Superficie di una casa: qual è la differenza tra catastale e calpestabile?

Che cos’è la superficie catastale
La superficie catastale, rintracciabile nella visura catastale, è costituita dalla somma delle superfici degli ambienti della casa, come le camere o la cucina, e delle sue pertinenze, quali per esempio la cantina o il garage. Tale somma va poi moltiplicata per un coefficiente correttivo, stabilito dal DPR 138/98, che serve a dare un valore più corretto all’immobile. La superficie catastale, che comprende anche lo spessore dei muri, viene usata per finalità fiscali e amministrative, per esempio per stabilire l’importo di tasse e imposte.

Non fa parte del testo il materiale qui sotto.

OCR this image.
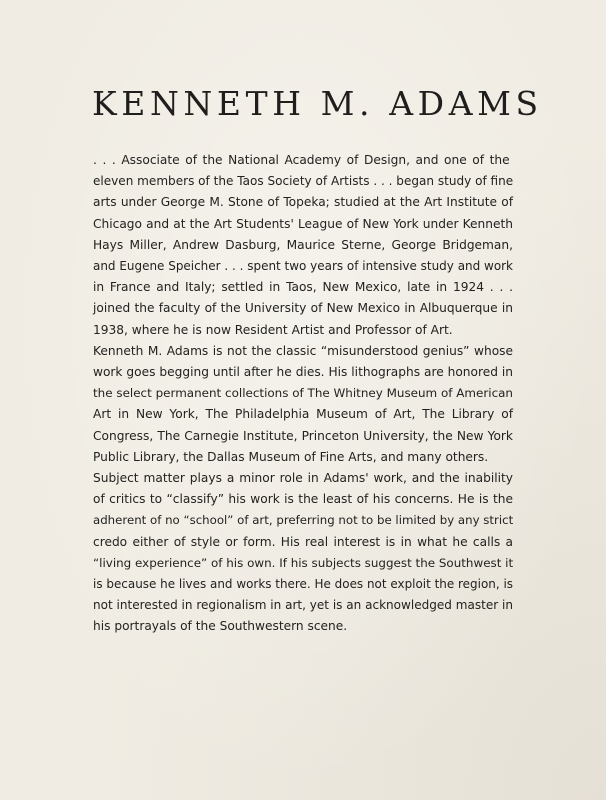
KENNETH M. ADAMS

. . . Associate of the National Academy of Design, and one of the
eleven members of the Taos Society of Artists . . . began study of fine
arts under George M. Stone of Topeka; studied at the Art Institute of
Chicago and at the Art Students' League of New York under Kenneth
Hays Miller, Andrew Dasburg, Maurice Sterne, George Bridgeman,
and Eugene Speicher . . . spent two years of intensive study and work
in France and Italy; settled in Taos, New Mexico, late in 1924 . . .
joined the faculty of the University of New Mexico in Albuquerque in
1938, where he is now Resident Artist and Professor of Art.

Kenneth M. Adams is not the classic “misunderstood genius” whose
work goes begging until after he dies. His lithographs are honored in
the select permanent collections of The Whitney Museum of American
Art in New York, The Philadelphia Museum of Art, The Library of
Congress, The Carnegie Institute, Princeton University, the New York
Public Library, the Dallas Museum of Fine Arts, and many others.

Subject matter plays a minor role in Adams' work, and the inability
of critics to “classify” his work is the least of his concerns. He is the
adherent of no “school” of art, preferring not to be limited by any strict
credo either of style or form. His real interest is in what he calls a
“living experience” of his own. If his subjects suggest the Southwest it
is because he lives and works there. He does not exploit the region, is
not interested in regionalism in art, yet is an acknowledged master in
his portrayals of the Southwestern scene.
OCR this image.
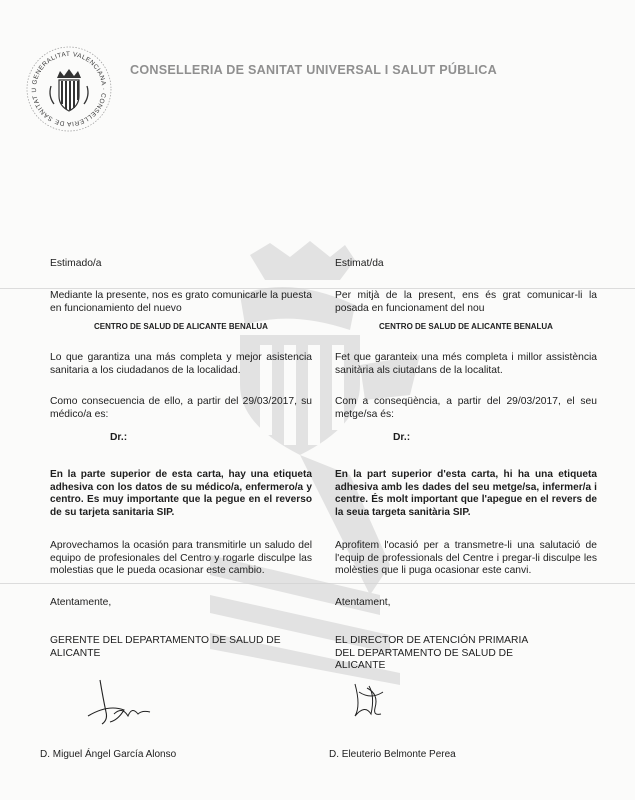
GENERALITAT VALENCIANA · CONSELLERIA DE SANITAT U
CONSELLERIA DE SANITAT UNIVERSAL I SALUT PÚBLICA

Estimado/a

Mediante la presente, nos es grato comunicarle la puesta en funcionamiento del nuevo

CENTRO DE SALUD DE ALICANTE BENALUA

Lo que garantiza una más completa y mejor asistencia sanitaria a los ciudadanos de la localidad.

Como consecuencia de ello, a partir del 29/03/2017, su médico/a es:

Dr.:

En la parte superior de esta carta, hay una etiqueta adhesiva con los datos de su médico/a, enfermero/a y centro. Es muy importante que la pegue en el reverso de su tarjeta sanitaria SIP.

Aprovechamos la ocasión para transmitirle un saludo del equipo de profesionales del Centro y rogarle disculpe las molestias que le pueda ocasionar este cambio.

Atentamente,

GERENTE DEL DEPARTAMENTO DE SALUD DE ALICANTE

D. Miguel Ángel García Alonso

Estimat/da

Per mitjà de la present, ens és grat comunicar-li la posada en funcionament del nou

CENTRO DE SALUD DE ALICANTE BENALUA

Fet que garanteix una més completa i millor assistència sanitària als ciutadans de la localitat.

Com a conseqüència, a partir del 29/03/2017, el seu metge/sa és:

Dr.:

En la part superior d'esta carta, hi ha una etiqueta adhesiva amb les dades del seu metge/sa, infermer/a i centre. És molt important que l'apegue en el revers de la seua targeta sanitària SIP.

Aprofitem l'ocasió per a transmetre-li una salutació de l'equip de professionals del Centre i pregar-li disculpe les molèsties que li puga ocasionar este canvi.

Atentament,

EL DIRECTOR DE ATENCIÓN PRIMARIA DEL DEPARTAMENTO DE SALUD DE ALICANTE

D. Eleuterio Belmonte Perea
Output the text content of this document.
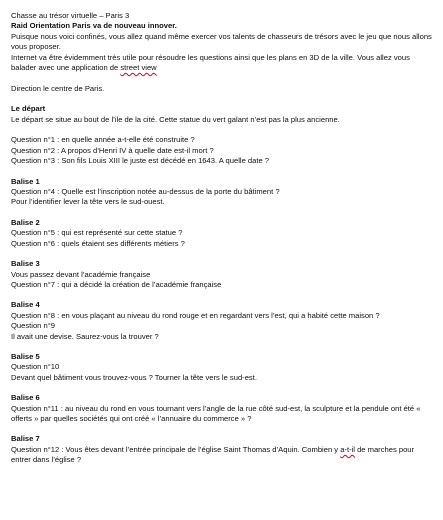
Chasse au trésor virtuelle – Paris 3

Raid Orientation Paris va de nouveau innover.

Puisque nous voici confinés, vous allez quand même exercer vos talents de chasseurs de trésors avec le jeu que nous allons vous proposer.

Internet va être évidemment très utile pour résoudre les questions ainsi que les plans en 3D de la ville. Vous allez vous balader avec une application de street view

Direction le centre de Paris.

Le départ

Le départ se situe au bout de l’ile de la cité. Cette statue du vert galant n’est pas la plus ancienne.

Question n°1 : en quelle année a-t-elle été construite ?

Question n°2 : A propos d’Henri IV à quelle date est-il mort ?

Question n°3 : Son fils Louis XIII le juste est décédé en 1643. A quelle date ?

Balise 1

Question n°4 : Quelle est l’inscription notée au-dessus de la porte du bâtiment ?

Pour l’identifier lever la tête vers le sud-ouest.

Balise 2

Question n°5 : qui est représenté sur cette statue ?

Question n°6 : quels étaient ses différents métiers ?

Balise 3

Vous passez devant l’académie française

Question n°7 : qui a décidé la création de l’académie française

Balise 4

Question n°8 : en vous plaçant au niveau du rond rouge et en regardant vers l’est, qui a habité cette maison ?

Question n°9

Il avait une devise. Saurez-vous la trouver ?

Balise 5

Question n°10

Devant quel bâtiment vous trouvez-vous ? Tourner la tête vers le sud-est.

Balise 6

Question n°11 : au niveau du rond en vous tournant vers l’angle de la rue côté sud-est, la sculpture et la pendule ont été « offerts » par quelles sociétés qui ont créé « l’annuaire du commerce » ?

Balise 7

Question n°12 : Vous êtes devant l’entrée principale de l’église Saint Thomas d’Aquin. Combien y a-t-il de marches pour entrer dans l’église ?
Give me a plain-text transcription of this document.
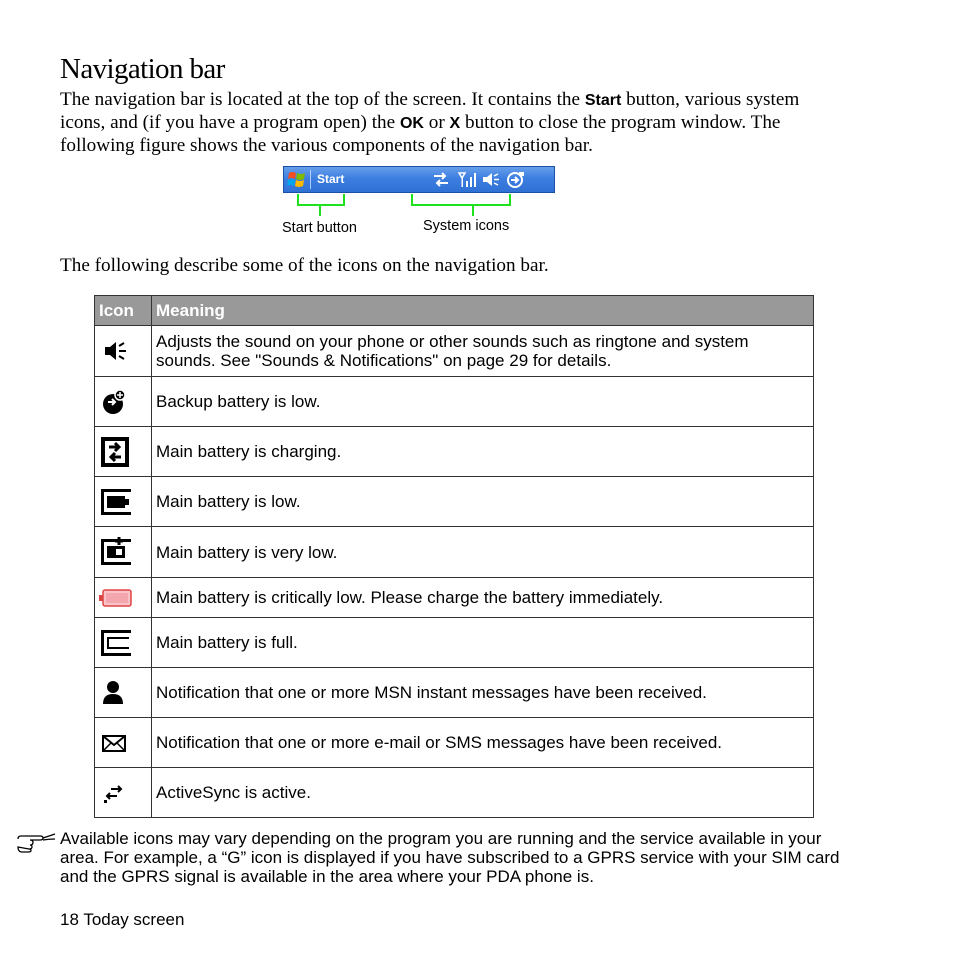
Navigation bar
The navigation bar is located at the top of the screen. It contains the Start button, various system icons, and (if you have a program open) the OK or X button to close the program window. The following figure shows the various components of the navigation bar.
Start
Start button	System icons
The following describe some of the icons on the navigation bar.
Icon	Meaning

	Adjusts the sound on your phone or other sounds such as ringtone and system sounds. See "Sounds & Notifications" on page 29 for details.

	Backup battery is low.

	Main battery is charging.

	Main battery is low.

	Main battery is very low.

	Main battery is critically low. Please charge the battery immediately.

	Main battery is full.

	Notification that one or more MSN instant messages have been received.

	Notification that one or more e-mail or SMS messages have been received.

	ActiveSync is active.
Available icons may vary depending on the program you are running and the service available in your area. For example, a “G” icon is displayed if you have subscribed to a GPRS service with your SIM card and the GPRS signal is available in the area where your PDA phone is.
18 Today screen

Cosa si intende per superficie commerciale
La superficie commerciale include: – i vani principali di una casa, come soggiorno, bagni, camere; – i vani accessori, ossia corridoi e ripostigli; – le aree scoperte, ossia balconi, terrazzi, giardini; – le pertinenze, quali cantine, soffitte, box auto; – i muri interni, perimetrali e condivisi con altri immobili confinanti. Il calcolo della superficie commerciale serve a stabilire il valore economico di un’abitazione sul mercato.
Che cos’è la superficie calpestabile
Come si evince dal nome, si tratta dello spazio realmente utilizzabile da chi vi abita per viverci e svolgere le attività quotidiane. Tale superficie è al netto dei muri o delle pertinenze, ma include i vani accessori, come i corridoi. Tra le tre tipologie, la superficie calpestabile è pertanto quella più ridotta.